Tom’s enormous creativity, as with all such types, stems from a heightened sense of curiosity. Once while staying with me in Sydney and out walking, we came across a lunatic standing motionless, his nose pressed against a high stone wall. We proceeded on for 20 minutes but it was too much for Tom, bursting with curiosity. So we returned and fortunately found the wall now vacant, lunatic-wise. There we stood for 10 minutes with our noses pressed against it. It was actually quite interesting, notably the amount of insect life in the crevices one would otherwise be oblivious to. I used that experience in my novel “OGG” a few years later.
Now Tom’s engrossed in writing a biography of a VC winner. No surprise there as he’s always had a boyish fascination with heroic types, thus for example, his movie on Ed Hillary. So too when I introduced him to Joe Bugner in Sydney. Joe was a terrific heavyweight who twice gave Mohammad Ali plenty of trouble. The two of them clicked instantly, not the least because Joe was a great wit and for some months thereafter they planned to do something creative together, exactly what I’ve now forgotten.

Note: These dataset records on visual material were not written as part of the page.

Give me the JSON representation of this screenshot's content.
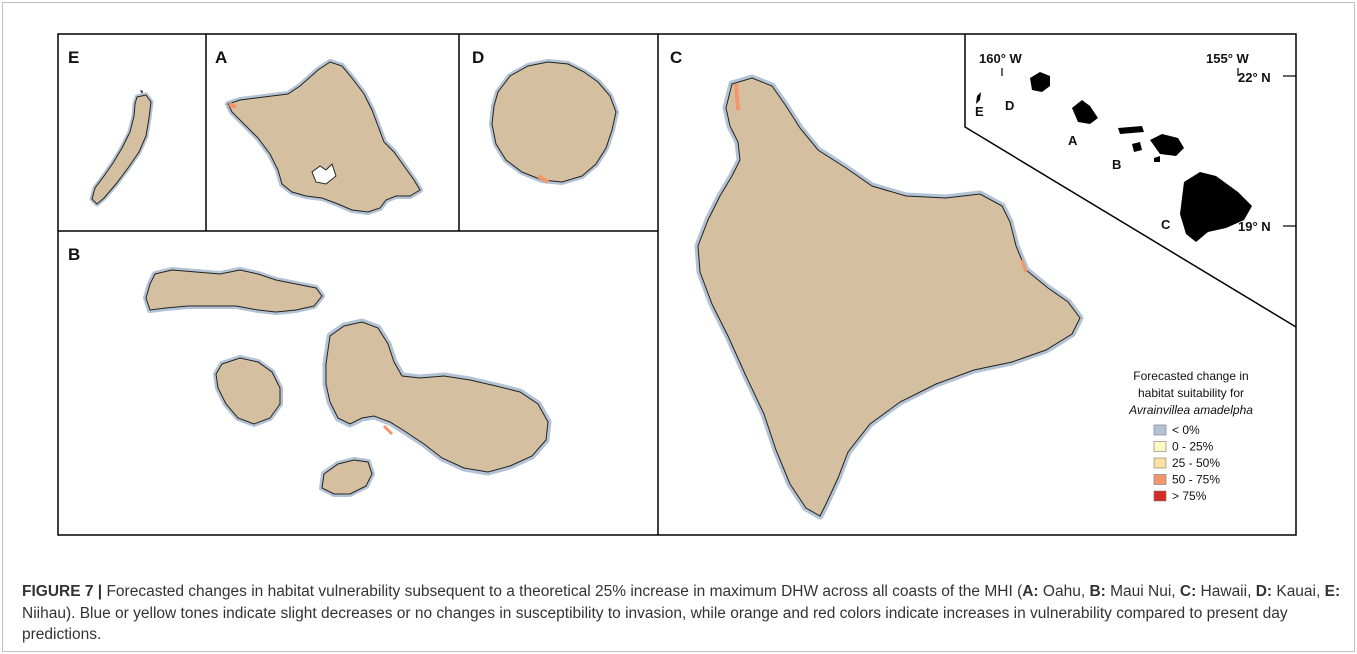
{
  "panels": {
    "E": "E",
    "A": "A",
    "D": "D",
    "C": "C",
    "B": "B"
  },
  "inset": {
    "lon_left": "160° W",
    "lon_right": "155° W",
    "lat_top": "22° N",
    "lat_bottom": "19° N",
    "labels": [
      "E",
      "D",
      "A",
      "B",
      "C"
    ]
  },
  "legend": {
    "title_line1": "Forecasted change in",
    "title_line2": "habitat suitability for",
    "title_line3": "Avrainvillea amadelpha",
    "items": [
      {
        "label": "< 0%",
        "color": "#b3c3d4"
      },
      {
        "label": "0 - 25%",
        "color": "#fdfbc4"
      },
      {
        "label": "25 - 50%",
        "color": "#fce1a2"
      },
      {
        "label": "50 - 75%",
        "color": "#f4956c"
      },
      {
        "label": "> 75%",
        "color": "#d62b27"
      }
    ]
  },
  "colors": {
    "land": "#d4c0a1",
    "outline": "#222222",
    "frame": "#000000"
  },
  "caption": {
    "figure_label": "FIGURE 7 |",
    "text1": " Forecasted changes in habitat vulnerability subsequent to a theoretical 25% increase in maximum DHW across all coasts of the MHI (",
    "a_key": "A:",
    "a_val": " Oahu, ",
    "b_key": "B:",
    "b_val": " Maui Nui, ",
    "c_key": "C:",
    "c_val": " Hawaii, ",
    "d_key": "D:",
    "d_val": " Kauai, ",
    "e_key": "E:",
    "e_val": " Niihau). Blue or yellow tones indicate slight decreases or no changes in susceptibility to invasion, while orange and red colors indicate increases in vulnerability compared to present day predictions."
  }
}
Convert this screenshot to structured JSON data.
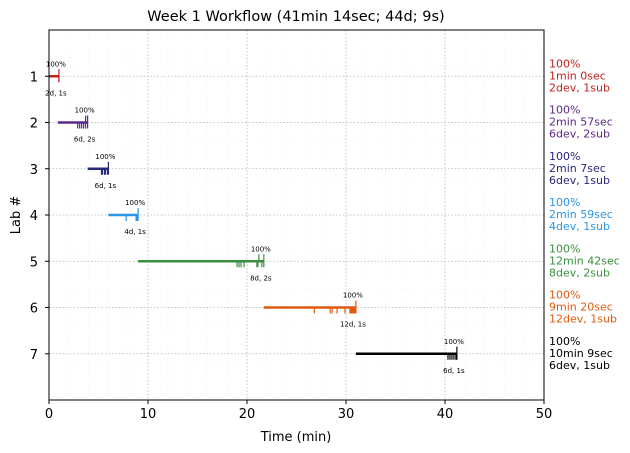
{
  "chart_data": {
    "type": "timeline",
    "title": "Week 1 Workflow (41min 14sec; 44d; 9s)",
    "xlabel": "Time (min)",
    "ylabel": "Lab #",
    "xlim": [
      0,
      50
    ],
    "ylim": [
      0,
      8
    ],
    "y_inverted": true,
    "grid": "on",
    "x_ticks": [
      0,
      10,
      20,
      30,
      40,
      50
    ],
    "y_ticks": [
      1,
      2,
      3,
      4,
      5,
      6,
      7
    ],
    "labs": [
      {
        "lab": "1",
        "start": 0.0,
        "end": 1.0,
        "percent": "100%",
        "counts": "2d, 1s",
        "dev_marks": [
          1.0,
          1.0
        ],
        "sub_marks": [
          1.0
        ],
        "summary": [
          "100%",
          "1min 0sec",
          "2dev, 1sub"
        ],
        "color": "#c0231f"
      },
      {
        "lab": "2",
        "start": 0.9,
        "end": 3.9,
        "percent": "100%",
        "counts": "6d, 2s",
        "dev_marks": [
          2.9,
          3.1,
          3.3,
          3.5,
          3.7,
          3.9
        ],
        "sub_marks": [
          3.7,
          3.9
        ],
        "summary": [
          "100%",
          "2min 57sec",
          "6dev, 2sub"
        ],
        "color": "#5b2a86"
      },
      {
        "lab": "3",
        "start": 3.9,
        "end": 6.0,
        "percent": "100%",
        "counts": "6d, 1s",
        "dev_marks": [
          5.3,
          5.4,
          5.6,
          5.7,
          5.9,
          6.0
        ],
        "sub_marks": [
          6.0
        ],
        "summary": [
          "100%",
          "2min 7sec",
          "6dev, 1sub"
        ],
        "color": "#27297a"
      },
      {
        "lab": "4",
        "start": 6.0,
        "end": 9.0,
        "percent": "100%",
        "counts": "4d, 1s",
        "dev_marks": [
          7.8,
          8.8,
          8.9,
          9.0
        ],
        "sub_marks": [
          9.0
        ],
        "summary": [
          "100%",
          "2min 59sec",
          "4dev, 1sub"
        ],
        "color": "#2b96e6"
      },
      {
        "lab": "5",
        "start": 9.0,
        "end": 21.7,
        "percent": "100%",
        "counts": "8d, 2s",
        "dev_marks": [
          19.0,
          19.2,
          19.4,
          19.7,
          21.0,
          21.1,
          21.5,
          21.7
        ],
        "sub_marks": [
          21.2,
          21.7
        ],
        "summary": [
          "100%",
          "12min 42sec",
          "8dev, 2sub"
        ],
        "color": "#3a8f3f"
      },
      {
        "lab": "6",
        "start": 21.7,
        "end": 31.0,
        "percent": "100%",
        "counts": "12d, 1s",
        "dev_marks": [
          26.8,
          28.4,
          28.6,
          29.1,
          29.9,
          30.4,
          30.5,
          30.6,
          30.7,
          30.8,
          30.9,
          31.0
        ],
        "sub_marks": [
          31.0
        ],
        "summary": [
          "100%",
          "9min 20sec",
          "12dev, 1sub"
        ],
        "color": "#e05a12"
      },
      {
        "lab": "7",
        "start": 31.0,
        "end": 41.2,
        "percent": "100%",
        "counts": "6d, 1s",
        "dev_marks": [
          40.3,
          40.5,
          40.7,
          40.9,
          41.1,
          41.2
        ],
        "sub_marks": [
          41.2
        ],
        "summary": [
          "100%",
          "10min 9sec",
          "6dev, 1sub"
        ],
        "color": "#000000"
      }
    ]
  }
}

Tom’s cartoons will be sadly missed, his departure marking yet another step in the relentless decline of newspapers under the electronic assault.
One thing’s certain. He’ll die in the saddle producing films, plays, books and God knows what else. Let’s hope before that day comes he does have a crack at the ballet. Tom as one of a line of pink tutued ballerinas would be a huge crowd-puller.